Страх этот начал выплескиваться из нее еще дома. Болезнь мамы совпала по времени с памятной «оттепелью», развернувшейся три года спустя после смерти Сталина. По радио и в печати впервые открыто заговорили о массовых репрессиях в период всевластия Отца народов, но называлась эта его тирания предписанных сверху эвфемизмом – «период культа личности». Таким образом, происшедшая в стране трагедия объяснялась отступлением от истин марксизма-ленинизма и злонравностью Сталина.
Мама сочувственно относилась ко всем «оттепельным» сообщениям, хотя и не любила вдаваться в политику. Она приобщалась к переменам с осторожной сдержанностью, но жалела, что наш папа не дожил до этих дней, когда ощутимо повеяло свободой духа и надеждой, без которых он так задыхался.
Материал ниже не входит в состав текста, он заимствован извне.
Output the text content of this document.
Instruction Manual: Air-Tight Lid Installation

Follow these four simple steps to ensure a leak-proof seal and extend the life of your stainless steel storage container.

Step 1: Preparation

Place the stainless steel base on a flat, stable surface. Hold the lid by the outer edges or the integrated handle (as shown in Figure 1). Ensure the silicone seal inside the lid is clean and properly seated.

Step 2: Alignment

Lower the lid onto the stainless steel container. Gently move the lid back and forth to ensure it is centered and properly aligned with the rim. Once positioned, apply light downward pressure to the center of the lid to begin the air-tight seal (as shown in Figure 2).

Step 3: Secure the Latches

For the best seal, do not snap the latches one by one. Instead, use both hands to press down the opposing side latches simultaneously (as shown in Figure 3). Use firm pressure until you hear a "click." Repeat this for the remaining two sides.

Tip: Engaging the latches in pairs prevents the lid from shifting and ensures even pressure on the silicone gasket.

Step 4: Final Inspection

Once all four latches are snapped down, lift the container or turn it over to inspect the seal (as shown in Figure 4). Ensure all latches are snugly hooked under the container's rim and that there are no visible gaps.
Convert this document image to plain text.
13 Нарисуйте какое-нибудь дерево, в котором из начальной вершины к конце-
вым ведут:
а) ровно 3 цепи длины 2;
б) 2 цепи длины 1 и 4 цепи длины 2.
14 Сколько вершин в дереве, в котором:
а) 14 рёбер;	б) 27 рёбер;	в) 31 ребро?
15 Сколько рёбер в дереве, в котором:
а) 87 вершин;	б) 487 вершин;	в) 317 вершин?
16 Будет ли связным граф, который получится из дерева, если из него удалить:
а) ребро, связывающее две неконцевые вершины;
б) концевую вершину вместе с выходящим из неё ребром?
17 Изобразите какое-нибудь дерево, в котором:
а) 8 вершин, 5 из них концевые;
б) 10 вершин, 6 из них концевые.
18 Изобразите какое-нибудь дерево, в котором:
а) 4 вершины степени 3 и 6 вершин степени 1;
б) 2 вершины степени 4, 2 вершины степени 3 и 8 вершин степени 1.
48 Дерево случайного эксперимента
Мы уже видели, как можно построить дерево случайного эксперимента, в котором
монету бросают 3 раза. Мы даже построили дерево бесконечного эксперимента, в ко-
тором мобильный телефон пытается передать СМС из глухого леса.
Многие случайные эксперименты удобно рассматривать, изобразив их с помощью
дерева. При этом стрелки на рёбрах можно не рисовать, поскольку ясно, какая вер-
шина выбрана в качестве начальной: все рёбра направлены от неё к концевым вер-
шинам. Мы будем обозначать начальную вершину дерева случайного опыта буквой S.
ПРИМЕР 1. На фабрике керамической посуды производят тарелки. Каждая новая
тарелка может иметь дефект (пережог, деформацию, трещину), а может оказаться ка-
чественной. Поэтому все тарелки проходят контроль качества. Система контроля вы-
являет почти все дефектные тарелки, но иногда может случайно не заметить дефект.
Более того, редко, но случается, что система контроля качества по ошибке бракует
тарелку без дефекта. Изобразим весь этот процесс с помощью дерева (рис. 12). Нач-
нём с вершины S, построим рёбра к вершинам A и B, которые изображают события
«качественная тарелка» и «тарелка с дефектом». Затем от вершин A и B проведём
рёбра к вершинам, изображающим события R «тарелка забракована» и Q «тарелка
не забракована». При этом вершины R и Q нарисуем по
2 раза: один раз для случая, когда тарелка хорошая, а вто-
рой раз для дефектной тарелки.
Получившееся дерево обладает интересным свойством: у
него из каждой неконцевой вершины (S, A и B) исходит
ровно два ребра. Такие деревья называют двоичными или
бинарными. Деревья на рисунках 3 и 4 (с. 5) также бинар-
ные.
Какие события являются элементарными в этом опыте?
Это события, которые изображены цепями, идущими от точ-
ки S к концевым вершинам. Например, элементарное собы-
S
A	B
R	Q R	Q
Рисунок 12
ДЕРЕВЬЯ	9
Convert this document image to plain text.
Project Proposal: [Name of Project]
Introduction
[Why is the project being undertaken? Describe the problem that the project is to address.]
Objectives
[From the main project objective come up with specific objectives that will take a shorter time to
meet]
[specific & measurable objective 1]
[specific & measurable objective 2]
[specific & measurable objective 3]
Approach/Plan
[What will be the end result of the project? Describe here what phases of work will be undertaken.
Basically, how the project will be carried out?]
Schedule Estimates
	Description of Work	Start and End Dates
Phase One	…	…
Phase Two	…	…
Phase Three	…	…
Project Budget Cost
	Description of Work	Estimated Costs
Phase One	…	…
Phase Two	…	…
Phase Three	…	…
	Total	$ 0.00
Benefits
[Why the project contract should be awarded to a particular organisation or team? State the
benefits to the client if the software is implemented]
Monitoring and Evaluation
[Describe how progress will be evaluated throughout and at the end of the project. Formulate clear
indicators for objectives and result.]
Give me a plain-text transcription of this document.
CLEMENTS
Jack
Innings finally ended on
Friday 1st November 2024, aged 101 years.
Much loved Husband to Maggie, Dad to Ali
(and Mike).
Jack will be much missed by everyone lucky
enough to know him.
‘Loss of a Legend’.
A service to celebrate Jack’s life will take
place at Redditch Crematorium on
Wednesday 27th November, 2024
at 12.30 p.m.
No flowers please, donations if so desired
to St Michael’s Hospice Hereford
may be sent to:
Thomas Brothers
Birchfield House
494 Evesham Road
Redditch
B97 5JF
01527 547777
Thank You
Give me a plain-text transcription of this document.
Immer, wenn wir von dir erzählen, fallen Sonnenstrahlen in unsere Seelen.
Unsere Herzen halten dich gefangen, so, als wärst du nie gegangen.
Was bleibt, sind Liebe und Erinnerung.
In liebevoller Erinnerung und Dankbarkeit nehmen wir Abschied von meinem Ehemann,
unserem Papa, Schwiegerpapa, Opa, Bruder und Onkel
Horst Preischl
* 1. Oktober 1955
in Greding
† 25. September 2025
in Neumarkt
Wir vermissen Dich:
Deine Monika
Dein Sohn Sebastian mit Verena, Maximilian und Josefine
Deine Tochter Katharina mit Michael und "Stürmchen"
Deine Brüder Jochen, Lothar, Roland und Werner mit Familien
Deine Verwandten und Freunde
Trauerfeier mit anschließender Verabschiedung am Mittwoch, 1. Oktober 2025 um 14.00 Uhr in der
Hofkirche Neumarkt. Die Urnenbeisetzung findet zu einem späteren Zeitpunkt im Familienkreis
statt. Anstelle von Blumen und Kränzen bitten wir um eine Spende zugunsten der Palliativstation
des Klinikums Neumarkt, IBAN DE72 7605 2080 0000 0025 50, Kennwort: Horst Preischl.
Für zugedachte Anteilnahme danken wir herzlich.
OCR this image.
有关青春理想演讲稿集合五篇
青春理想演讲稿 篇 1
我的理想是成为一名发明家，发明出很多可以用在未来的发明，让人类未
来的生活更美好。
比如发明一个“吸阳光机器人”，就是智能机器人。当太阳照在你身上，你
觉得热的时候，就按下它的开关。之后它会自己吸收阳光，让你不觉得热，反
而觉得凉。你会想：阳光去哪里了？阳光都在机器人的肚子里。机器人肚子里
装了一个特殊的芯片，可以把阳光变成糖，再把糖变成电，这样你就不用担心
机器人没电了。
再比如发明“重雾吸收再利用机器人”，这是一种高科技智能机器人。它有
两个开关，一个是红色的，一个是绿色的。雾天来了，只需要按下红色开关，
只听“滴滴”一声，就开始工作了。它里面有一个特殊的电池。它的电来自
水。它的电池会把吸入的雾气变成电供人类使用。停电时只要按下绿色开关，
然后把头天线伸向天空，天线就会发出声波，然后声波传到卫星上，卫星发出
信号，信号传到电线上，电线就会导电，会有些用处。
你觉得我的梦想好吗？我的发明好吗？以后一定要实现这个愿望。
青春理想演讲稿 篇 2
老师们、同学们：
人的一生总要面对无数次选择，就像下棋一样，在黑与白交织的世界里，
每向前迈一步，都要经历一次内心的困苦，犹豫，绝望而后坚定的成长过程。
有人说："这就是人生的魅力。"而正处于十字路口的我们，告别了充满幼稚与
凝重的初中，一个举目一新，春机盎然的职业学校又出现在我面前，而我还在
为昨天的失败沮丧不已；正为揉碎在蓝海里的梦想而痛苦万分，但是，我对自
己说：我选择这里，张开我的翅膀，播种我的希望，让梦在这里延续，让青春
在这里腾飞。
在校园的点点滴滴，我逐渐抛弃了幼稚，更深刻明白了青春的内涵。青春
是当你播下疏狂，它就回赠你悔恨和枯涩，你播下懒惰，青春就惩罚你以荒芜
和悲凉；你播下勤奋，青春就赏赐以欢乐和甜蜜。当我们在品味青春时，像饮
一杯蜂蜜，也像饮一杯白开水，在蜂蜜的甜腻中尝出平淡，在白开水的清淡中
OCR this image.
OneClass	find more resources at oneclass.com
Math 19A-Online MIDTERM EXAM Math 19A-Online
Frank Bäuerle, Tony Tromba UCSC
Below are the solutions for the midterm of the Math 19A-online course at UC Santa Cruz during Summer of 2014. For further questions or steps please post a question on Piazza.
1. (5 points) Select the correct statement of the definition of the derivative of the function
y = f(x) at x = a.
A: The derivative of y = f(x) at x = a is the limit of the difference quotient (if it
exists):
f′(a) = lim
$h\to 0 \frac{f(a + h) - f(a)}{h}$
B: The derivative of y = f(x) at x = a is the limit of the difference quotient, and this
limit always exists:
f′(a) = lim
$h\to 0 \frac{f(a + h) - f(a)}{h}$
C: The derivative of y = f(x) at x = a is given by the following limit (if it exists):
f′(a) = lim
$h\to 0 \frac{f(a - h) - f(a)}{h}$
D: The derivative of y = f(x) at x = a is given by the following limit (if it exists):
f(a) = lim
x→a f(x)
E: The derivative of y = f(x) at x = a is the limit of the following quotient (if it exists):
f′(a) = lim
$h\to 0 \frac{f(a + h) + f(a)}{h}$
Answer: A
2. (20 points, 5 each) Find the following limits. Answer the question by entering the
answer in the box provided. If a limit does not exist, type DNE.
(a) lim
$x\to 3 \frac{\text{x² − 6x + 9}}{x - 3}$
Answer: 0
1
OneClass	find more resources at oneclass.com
Но однажды она внезапно воскликнула, показывая пальцем на динамик:
– Ты послушай – что они говорят! Ты только послушай! Нет, этого нельзя слушать. Это не наше радио. Ты послушай, какой сумасшедший бред они несут!
К тому сроку разоблачения захватили ближайших приспешников Сталина, вставших в прямую оппозицию к теперешнему «генсеку» Хрущеву, и по радио назывались самые известные фамилии из членов партийного Политбюро, которое было для нас долгое время плеядой выдающихся большевиков.
Я засмеялся.
– Что ты, ма! Это самое что ни на есть наше радио, и говорит оно правду, которую давно пора сказать людям.
– Нет, нет, это не наше радио, это вражеское, выключи, выключи его скорее, сыночек… Прошу тебя, выключи! – резко выкрикнула она, видя, что я не тороплюсь, и лицо ее сразу исказилось, глаза округлились, выпучились.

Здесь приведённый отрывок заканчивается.